3. Solid colors are pretty boring so they need to be extra sharp if you are to consider them

4. If it looks worn out at all don't get it

Thrift stores are also awesome for sports equipment, furnishings, knick knacks, office organization, electronic accessories, reading glasses

You may be surprised to find how eager your wife is to take off those new clothes that you put on because it's new, interesting, sharp, spicy for her seeing you looking good but it doesn't have to cost you more than about $15 a visit walking out with a bagful or two of awesome brand name, high quality, mint condition "thrifty threads" 

Check it out and get some spicy new love from your girl piqued interest in her sharp dressed man

P.S. I just scored a Columbia ski jacket in mint condition for $8 and a three color polo pull over sweat shirt for $4 this evening, Between the two they might be over a hundred bucks retail. I love it. It's almost like stealing and the little money that I pay goes to a worthy cause for the needy.


----------



## Faithful Wife (Oct 31, 2012)

Resale clothes are the bomb. It can become an obsession in a way. I have a friend who is addicted to ebay because you can find designer clothes (Manolo Blahnik shoes, Michael Kors, Armani, Prada) for a fraction of the cost. She could afford all these clothes at full price, but she can't resist a bargain.

I wish more guys would spend more time on their wardrobe. Resale clothes are an excellent way to do it!


----------



## lucy999 (Sep 28, 2014)

I used to thrift all the time. I once found a true-blue Louis Vuitton satchel for 10.00! 

I'm crazy for bargains and I can go all day. I just pack a snack in my purse so I don't have to stop for lunch. Not kidding.

The apple doesn't fall far from the tree; my friends nicknamed my mother Shoppin Shirley.:grin2:


----------



## Average Joe (Sep 2, 2015)

Location is key. My Goodwill store is fed by a large, wealthy community. AND they have a staff who seem to not skim ... which leaves me hopelessly addicted.
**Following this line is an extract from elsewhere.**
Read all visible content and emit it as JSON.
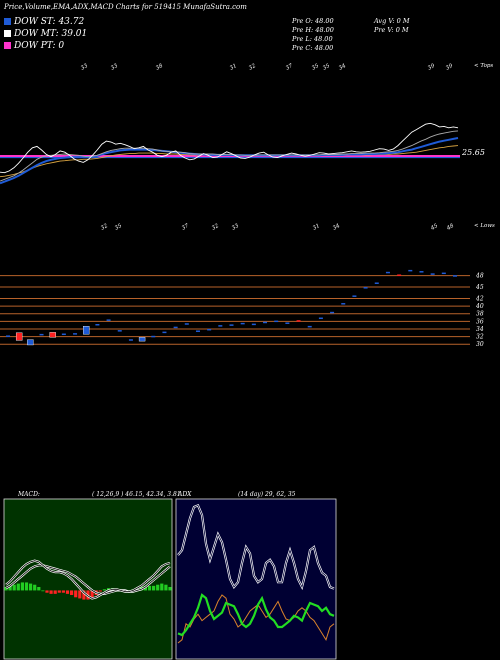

I've scored tons of A&F, H&M and Barbour flannels, vintage Red Wing boots (my every day shoe!), and my greatest prize: a brand new Saeco espresso machine for $14.98, which I've used multiple times every day now for about 6 months.

I'm noticing tons of good juicers now too. Sickening to think what I paid for my new one a few years ago.
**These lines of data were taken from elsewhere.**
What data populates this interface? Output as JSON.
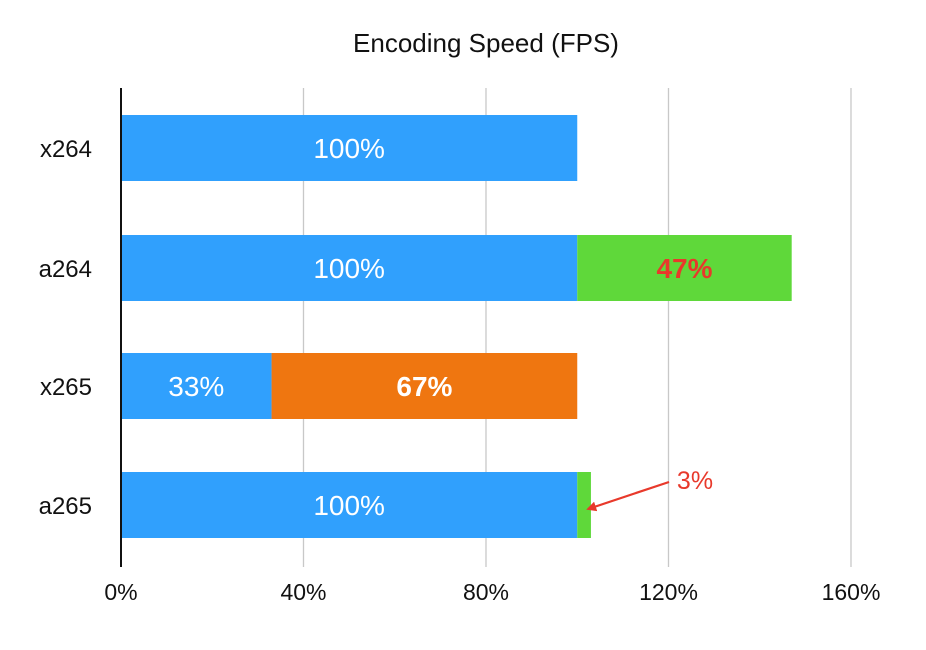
{
  "chart_data": {
    "type": "bar",
    "orientation": "horizontal",
    "stacked": true,
    "title": "Encoding Speed (FPS)",
    "xlabel": "",
    "ylabel": "",
    "xlim": [
      0,
      160
    ],
    "x_ticks": [
      0,
      40,
      80,
      120,
      160
    ],
    "x_tick_labels": [
      "0%",
      "40%",
      "80%",
      "120%",
      "160%"
    ],
    "grid": "vertical",
    "categories": [
      "x264",
      "a264",
      "x265",
      "a265"
    ],
    "series": [
      {
        "name": "base",
        "color": "#30a0fd",
        "values": [
          100,
          100,
          33,
          100
        ],
        "labels": [
          "100%",
          "100%",
          "33%",
          "100%"
        ],
        "label_colors": [
          "#ffffff",
          "#ffffff",
          "#ffffff",
          "#ffffff"
        ]
      },
      {
        "name": "gain",
        "color": "#5fd83a",
        "values": [
          0,
          47,
          0,
          3
        ],
        "labels": [
          "",
          "47%",
          "",
          ""
        ],
        "label_colors": [
          "",
          "#e8392b",
          "",
          ""
        ]
      },
      {
        "name": "other",
        "color": "#ef7610",
        "values": [
          0,
          0,
          67,
          0
        ],
        "labels": [
          "",
          "",
          "67%",
          ""
        ],
        "label_colors": [
          "",
          "",
          "#ffffff",
          ""
        ]
      }
    ],
    "annotations": [
      {
        "text": "3%",
        "color": "#e8392b",
        "category": "a265",
        "target_value": 101.5,
        "arrow": true
      }
    ]
  }
}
Not to mention all the self-help books 

High-quality shizz. Target can suck it!


----------



## Rowan (Apr 3, 2012)

Location is vital. Our local thrift store is supplied by the local community - largely poor and rural. You can search the place for months without ever finding a single thing you'd actually want. And even then, it's unlikely to actually be a brand name or prestige item. Need ratty old clothes for something like playing paintball, costuming for the drama club, or outfits for a Tacky Christmas Sweater Party, though? Game. On.
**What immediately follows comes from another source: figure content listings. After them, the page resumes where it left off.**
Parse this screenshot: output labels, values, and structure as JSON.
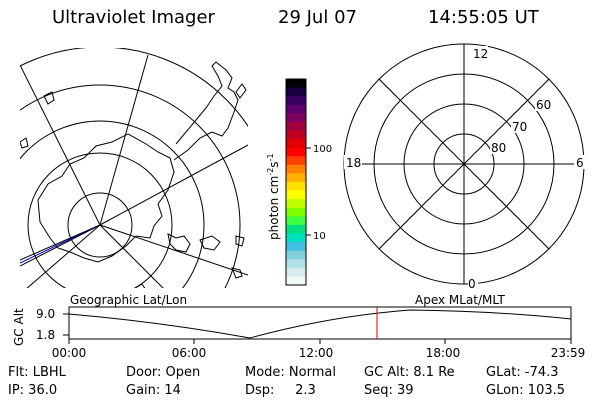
{
  "header": {
    "title": "Ultraviolet Imager",
    "date": "29 Jul 07",
    "time": "14:55:05 UT"
  },
  "colorbar": {
    "label": "photon cm",
    "label_sup1": "-2",
    "label_mid": "s",
    "label_sup2": "-1",
    "tick_100": "100",
    "tick_10": "10",
    "colors": [
      "#000000",
      "#1a0040",
      "#3a0060",
      "#5c0070",
      "#800060",
      "#a00040",
      "#c00020",
      "#e00000",
      "#ff0000",
      "#ff4000",
      "#ff8000",
      "#ffb000",
      "#ffe000",
      "#ffff00",
      "#c0ff00",
      "#80ff00",
      "#40ff40",
      "#00e080",
      "#00e0c0",
      "#40c0e0",
      "#80d0e0",
      "#b0e0e8",
      "#d8ecf0",
      "#f0f8f8"
    ]
  },
  "right_plot": {
    "labels": {
      "top": "12",
      "bottom": "0",
      "left": "18",
      "right": "6",
      "lat60": "60",
      "lat70": "70",
      "lat80": "80"
    }
  },
  "timeline": {
    "left_label": "Geographic Lat/Lon",
    "right_label": "Apex MLat/MLT",
    "axis_title": "GC Alt",
    "y_top": "9.0",
    "y_bottom": "1.8",
    "x_ticks": [
      "00:00",
      "06:00",
      "12:00",
      "18:00",
      "23:59"
    ],
    "marker_color": "#dd0000"
  },
  "footer": {
    "flt": "Flt: LBHL",
    "door": "Door: Open",
    "mode": "Mode: Normal",
    "gcalt": "GC Alt: 8.1 Re",
    "glat": "GLat: -74.3",
    "ip": "IP: 36.0",
    "gain": "Gain: 14",
    "dsp": "Dsp:     2.3",
    "seq": "Seq: 39",
    "glon": "GLon: 103.5"
  }
}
The thrift stores on Hilton Head Island, on the other hand, are fan-freakin-tastic! But it's an 1.5 hour drive to get there.


----------



## Faithful Wife (Oct 31, 2012)

Check ebay, Rowan!


----------



## farsidejunky (Mar 19, 2014)

Faithful Wife said:


> Check ebay, Rowan!


Yep.

I saw some interesting looking, designer, used jeans on Ebay on Tuesday and bought them for $19 with shipping.

Turns out they are over $250 new from the Web site. 

As long as they fit well when they get here, we will be in business.


----------